Inflation can affect nearly every asset class. If inflation rises, real assets like real estate, gold, or silver could rise alongside. Further, rising inflation may hurt consumer spending, as goods and services become more expensive for consumers. There are a number of other potential outcomes that I encourage you to contemplate or share.
/ Interest rates
Interest rates are the major determinant of the flow of credit in our economy. Changes in rates have a material impact on borrowing costs for many things affecting real estate mortgages, company operations, and student loans. Monetary policy from the US Federal Reserve has kept interest rates at zero since covid-19 began in Q1 2020, causing an easy flow of money and credit in the economy. This is a stimulative stance from our policymakers; however, interest rates can’t stay at zero forever.
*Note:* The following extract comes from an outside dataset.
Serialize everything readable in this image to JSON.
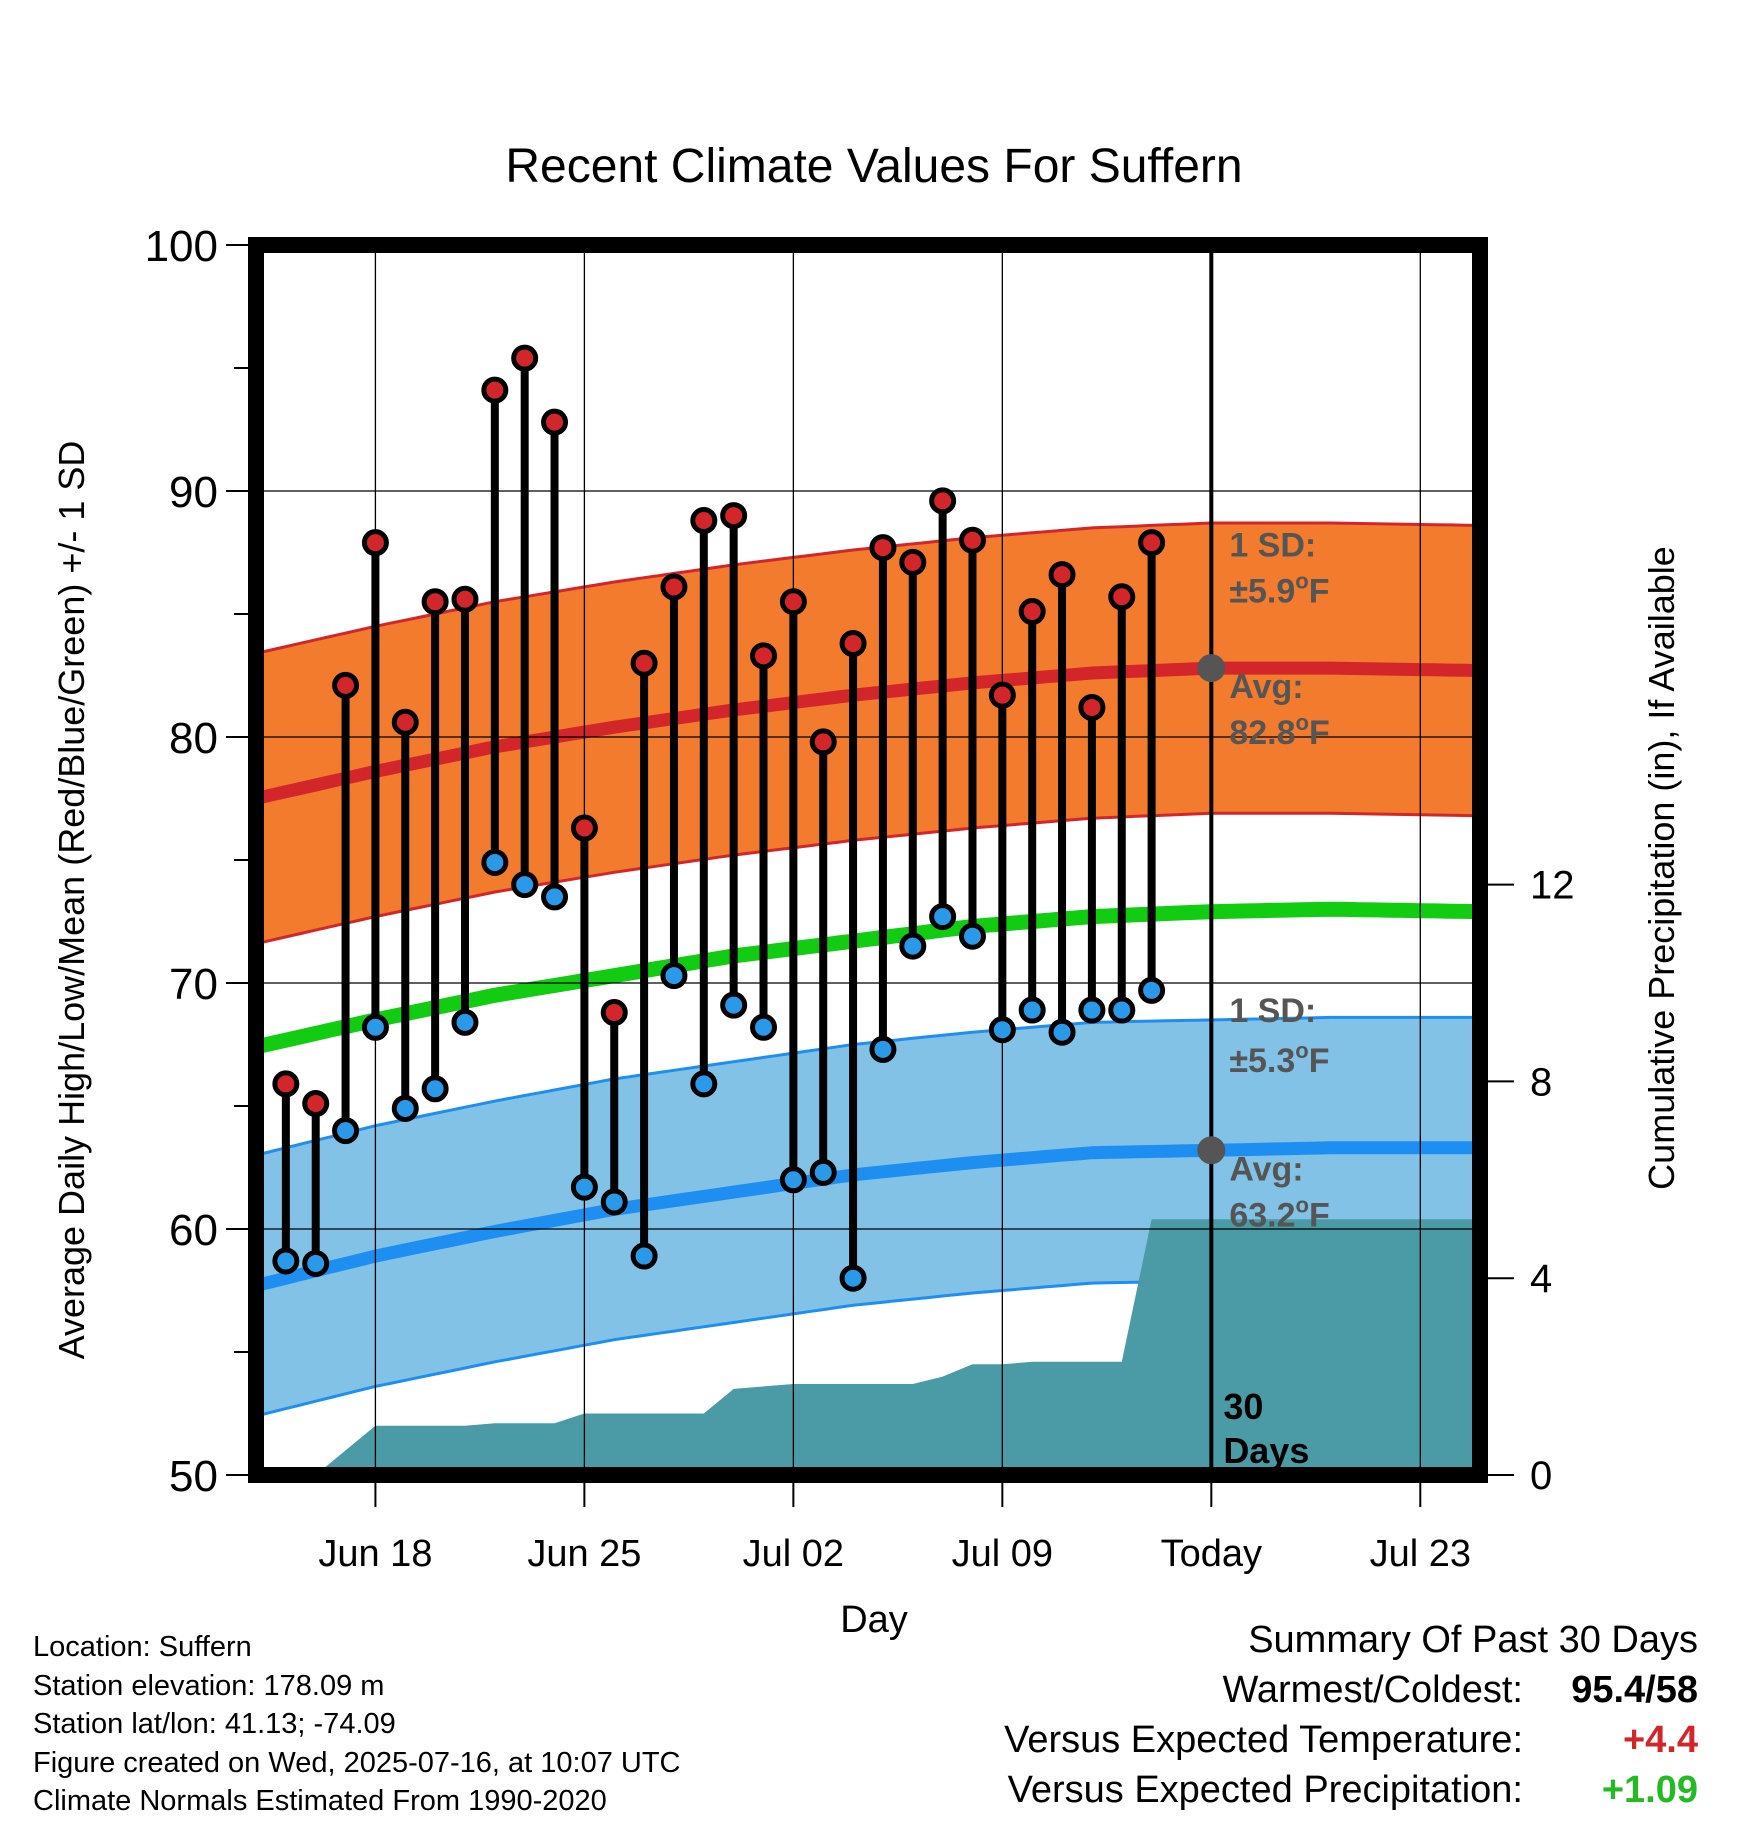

Interest rates, like inflation, have a material effect on nearly every asset class. Market interest rates are also used for valuation of future company cash flows, and low rates = higher valuation. If interest rates rise, your US growth equity holdings may suffer, along with long duration fixed income, and real estate – as borrowing costs increase.
/ US dollar
The US dollar is an important gauge of global market dynamics. The dollar in 2020 was a less circulated headline, but the US currency importantly fell over 7% against its global peers. This was due to a couple of factors:
- The US government is spending more than it is earning, partially due to issuing stimulus programs while lowering corporate and individual tax revenue. This is causing a growing federal deficit. This makes the US less creditworthy, among other things, and has depressed the USD.
- The US is spending more overseas for goods than is receiving in income
The US dollar, like interest rates and inflation, has a material impact on multiple asset classes that are popular among investors today. If the dollar continues to weaken against its foreign peers, look to see continued appreciation in cryptocurrency, gold/silver, international & emerging market securities, and small companies over large companies.
We believe that 2021 will be a defining year for all three of these variables. We continue to be positive on profitable, growth focused equity investments and the high yielding areas of credit markets for the long term.